The final American lesson for China concerns the exchange rate. In the postwar era, the United States pegged its currency to gold, much as in recent years China has mostly pegged its currency to the dollar. But in August 1971, as part of his attempt to boost growth, Nixon abandoned the gold link, allowing the dollar to fall precipitously against the currencies of America’s trading partners. China now seems tempted to pursue a cautious version of this strategy, and for similar reasons: Devaluing a currency and thereby boosting exports is seductive. But exchange-rate regimes work best when a currency is either truly fixed to a peg or allowed to float freely; the middle ground is treacherous. If a country begins devaluation but stops short of allowing its currency to reach its natural level, investors will expect the currency’s value to fall further, and will therefore withdraw money from the country. As that happens, their expectations may well become self-fulfilling.
Nixon thought he could follow devaluation with a new, refixed exchange rate. But his efforts failed embarrassingly, compounding the volatility of the dollar. Likewise, China discovered last summer that a modest depreciation can create expectations of more depreciation, triggering a burst of capital flight. A renewed exodus of money in November suggested that the danger was still present. The currency turmoil in January underscored the point.

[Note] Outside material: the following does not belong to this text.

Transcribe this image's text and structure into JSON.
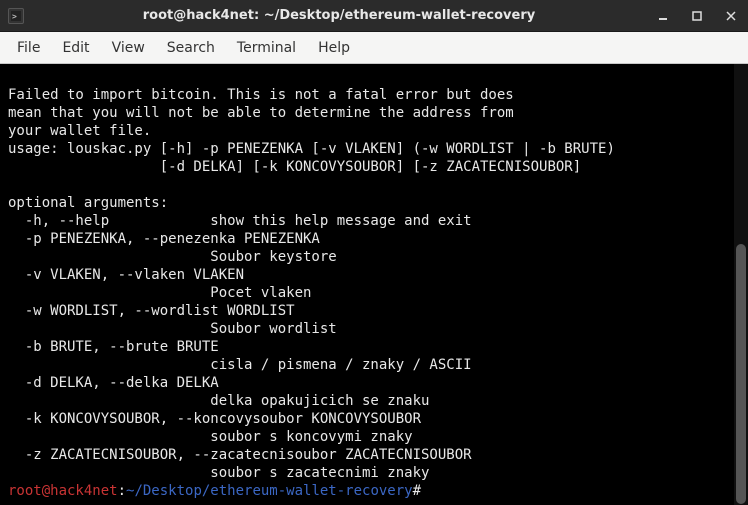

Nixon’s setbacks in the 1970s serve to remind Westerners not to judge others too arrogantly. But at the same time, they stand as a warning. When navigating big economic transitions, halfhearted policy adjustments are usually inadequate, and the costs of timidity will be more than just financial. In the U.S. the costs included a decline of public trust in institutions, a spate of national self-questioning, and eventually an embrace of radical remedies: aggressive deregulation, monetarism, deficit-fueling tax cuts. If China cannot navigate its deceleration more deftly, Xi’s successor may one day be reduced to addressing his countrymen about lost national confidence. Perhaps a Chinese magazine will even pose the question “Can Communism Survive?”